El Al shares closed 6.3% lower on the news; the overall market fell only around 2%. The company’s stock is down more than 30% over the past month.

El Al will be laying off some 1,000 temporary and permanent staff members due to the sharp drop in demand for flights and the accompanying tumble in revenues. Board members and managers will have their salaries cut by 20% retroactive to March 1.

The airline also told the Histadrut and the El Al union that it seeks to slash by 20% the salaries of the highest-earning workers who are covered by collective labor agreements.

The news broke last week that El Al was planning a broad layoff plan, about 16% of its payroll. Also last week the company suspended flights to Italy; it had previously suspended flights to Beijing, Hong Kong and Bangkok.

Usishkin said Thursday that the company expected revenues to be trimmed by $50 million to $70 million for January through April, compared with the same period last year. Two weeks ago it had forecast only a $30 million drop in revenues. Now that service to Italy has been suspended, losses are likely to be even steeper.

Meanwhile, Dan Hotels issued a profit warning Wednesday.

The chain, controlled by Mickey Federmann, said it forecasts a drop in operating profit for the first quarter of 2020, mainly due to canceled reservations. It also predicts a decline in future reservations.

The company said the challenges were directly related to the coronavirus outbreak.

“Even though this is due to an event outside the company’s control, and factors such as the length of the outbreak are likely to affect the company, the company cannot estimate at this time the long-term impact of the virus on it financial results,” Dan Hotels said.
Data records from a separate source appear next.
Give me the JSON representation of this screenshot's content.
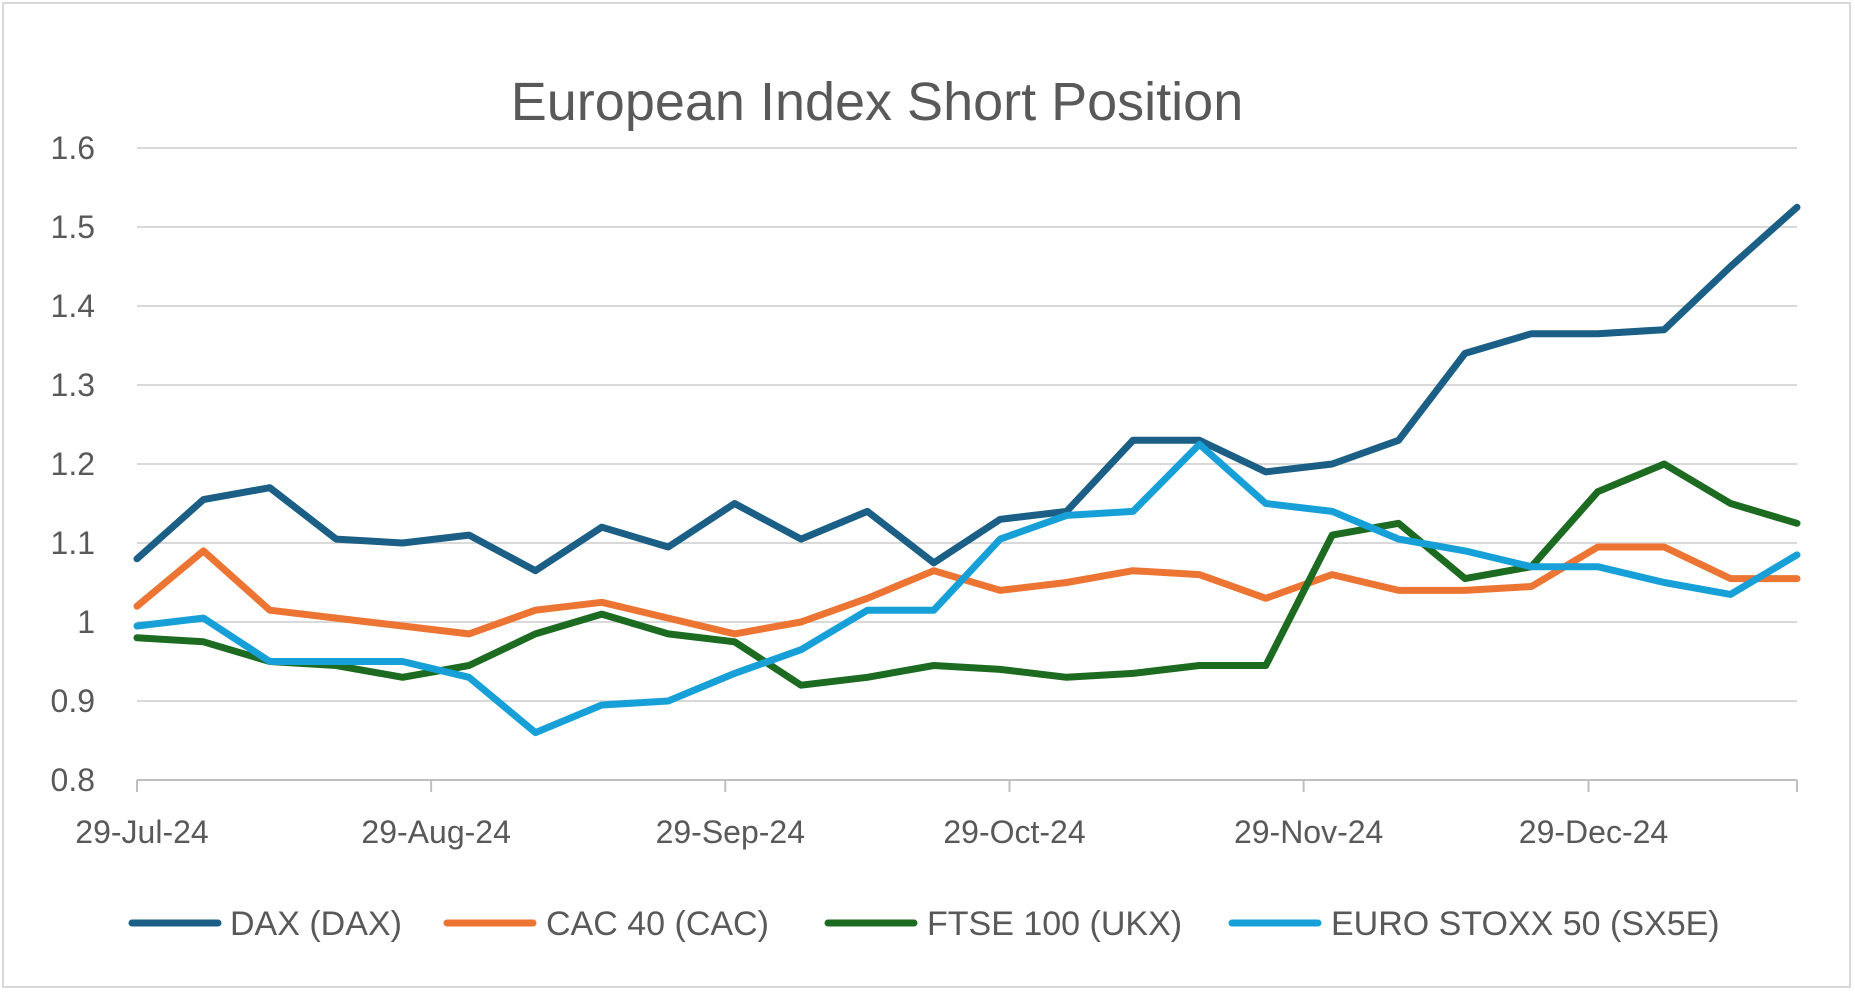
{
  "chart_data": {
    "type": "line",
    "title": "European Index Short Position",
    "xlabel": "",
    "ylabel": "",
    "ylim": [
      0.8,
      1.6
    ],
    "yticks": [
      "0.8",
      "0.9",
      "1",
      "1.1",
      "1.2",
      "1.3",
      "1.4",
      "1.5",
      "1.6"
    ],
    "x_tick_labels": [
      "29-Jul-24",
      "29-Aug-24",
      "29-Sep-24",
      "29-Oct-24",
      "29-Nov-24",
      "29-Dec-24"
    ],
    "x_tick_positions": [
      0,
      4.43,
      8.86,
      13.14,
      17.57,
      21.86
    ],
    "grid": true,
    "legend_position": "bottom",
    "series": [
      {
        "name": "DAX (DAX)",
        "color": "#1b5f86",
        "values": [
          1.08,
          1.155,
          1.17,
          1.105,
          1.1,
          1.11,
          1.065,
          1.12,
          1.095,
          1.15,
          1.105,
          1.14,
          1.075,
          1.13,
          1.14,
          1.23,
          1.23,
          1.19,
          1.2,
          1.23,
          1.34,
          1.365,
          1.365,
          1.37,
          1.45,
          1.525
        ]
      },
      {
        "name": "CAC 40 (CAC)",
        "color": "#ed7533",
        "values": [
          1.02,
          1.09,
          1.015,
          1.005,
          0.995,
          0.985,
          1.015,
          1.025,
          1.005,
          0.985,
          1.0,
          1.03,
          1.065,
          1.04,
          1.05,
          1.065,
          1.06,
          1.03,
          1.06,
          1.04,
          1.04,
          1.045,
          1.095,
          1.095,
          1.055,
          1.055
        ]
      },
      {
        "name": "FTSE 100 (UKX)",
        "color": "#1c6b21",
        "values": [
          0.98,
          0.975,
          0.95,
          0.945,
          0.93,
          0.945,
          0.985,
          1.01,
          0.985,
          0.975,
          0.92,
          0.93,
          0.945,
          0.94,
          0.93,
          0.935,
          0.945,
          0.945,
          1.11,
          1.125,
          1.055,
          1.07,
          1.165,
          1.2,
          1.15,
          1.125
        ]
      },
      {
        "name": "EURO STOXX 50 (SX5E)",
        "color": "#17a0d8",
        "values": [
          0.995,
          1.005,
          0.95,
          0.95,
          0.95,
          0.93,
          0.86,
          0.895,
          0.9,
          0.935,
          0.965,
          1.015,
          1.015,
          1.105,
          1.135,
          1.14,
          1.225,
          1.15,
          1.14,
          1.105,
          1.09,
          1.07,
          1.07,
          1.05,
          1.035,
          1.085
        ]
      }
    ]
  }
}
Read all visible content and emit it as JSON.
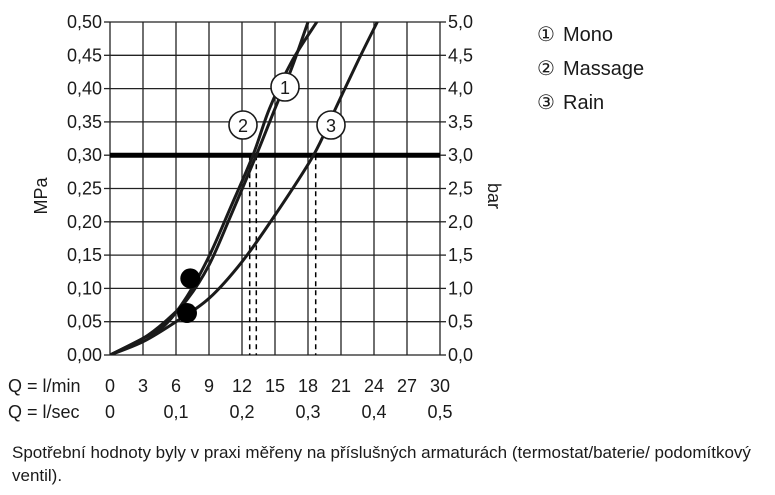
{
  "chart_data": {
    "type": "line",
    "y_left_label": "MPa",
    "y_right_label": "bar",
    "y_left_ticks": [
      "0,00",
      "0,05",
      "0,10",
      "0,15",
      "0,20",
      "0,25",
      "0,30",
      "0,35",
      "0,40",
      "0,45",
      "0,50"
    ],
    "y_right_ticks": [
      "0,0",
      "0,5",
      "1,0",
      "1,5",
      "2,0",
      "2,5",
      "3,0",
      "3,5",
      "4,0",
      "4,5",
      "5,0"
    ],
    "ylim": [
      0,
      0.5
    ],
    "xlim": [
      0,
      30
    ],
    "x_row1_label": "Q = l/min",
    "x_row1_ticks": [
      "0",
      "3",
      "6",
      "9",
      "12",
      "15",
      "18",
      "21",
      "24",
      "27",
      "30"
    ],
    "x_row2_label": "Q = l/sec",
    "x_row2_ticks": [
      "0",
      "0,1",
      "0,2",
      "0,3",
      "0,4",
      "0,5"
    ],
    "reference_line": {
      "y": 0.3
    },
    "grid": true,
    "series": [
      {
        "name": "Mono",
        "marker": "1",
        "points": [
          [
            0,
            0
          ],
          [
            3,
            0.025
          ],
          [
            5,
            0.05
          ],
          [
            7,
            0.083
          ],
          [
            9,
            0.135
          ],
          [
            11,
            0.21
          ],
          [
            13.3,
            0.3
          ],
          [
            15,
            0.37
          ],
          [
            16.5,
            0.43
          ],
          [
            18,
            0.5
          ]
        ]
      },
      {
        "name": "Massage",
        "marker": "2",
        "points": [
          [
            0,
            0
          ],
          [
            3,
            0.025
          ],
          [
            5,
            0.045
          ],
          [
            7,
            0.088
          ],
          [
            9,
            0.148
          ],
          [
            11,
            0.223
          ],
          [
            13,
            0.3
          ],
          [
            14.5,
            0.37
          ],
          [
            16.5,
            0.44
          ],
          [
            18.8,
            0.5
          ]
        ]
      },
      {
        "name": "Rain",
        "marker": "3",
        "points": [
          [
            0,
            0
          ],
          [
            3,
            0.02
          ],
          [
            6,
            0.05
          ],
          [
            9,
            0.085
          ],
          [
            12,
            0.14
          ],
          [
            15,
            0.21
          ],
          [
            18.5,
            0.3
          ],
          [
            20.5,
            0.37
          ],
          [
            22.5,
            0.44
          ],
          [
            24.3,
            0.5
          ]
        ]
      }
    ],
    "dashed_drops": [
      12.7,
      13.3,
      18.7
    ],
    "filled_markers": [
      [
        7.3,
        0.115
      ],
      [
        7.0,
        0.063
      ]
    ]
  },
  "legend": [
    {
      "symbol": "①",
      "label": "Mono"
    },
    {
      "symbol": "②",
      "label": "Massage"
    },
    {
      "symbol": "③",
      "label": "Rain"
    }
  ],
  "footnote": "Spotřební hodnoty byly v praxi měřeny na příslušných armaturách (termostat/baterie/ podomítkový ventil)."
}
The company’s stock is down around 6% this year; shares in a competing hotel chain, Fattal, have tumbled 25%. Dan has around 14 hotels in Israel, with a total of 4,200 rooms.

Minor macro impact

Despite the impact on plenty of Israeli companies, there is still no indication that the coronavirus crisis is having major implications for the overall Israeli economy, the Finance Ministry and the Bank of Israel concluded following joint discussions.

“If the crisis persists, and particularly if the preventive measures in Israel become more serious and persistent, there is expected to be a significant economic impact,” the central bank said in a statement published on its website Wednesday.

The bank hinted that its monetary committee would take action if necessary, possibly cutting interest rates, and would do so well before the next decision on interest rates on April 6.

“The Committee’s assessment is that the terms of financing in the economy at the present time are very easy, and the low interest rate combined with the continuing foreign exchange purchasing policy provide the necessary support for the economy,” the Bank of Israel said.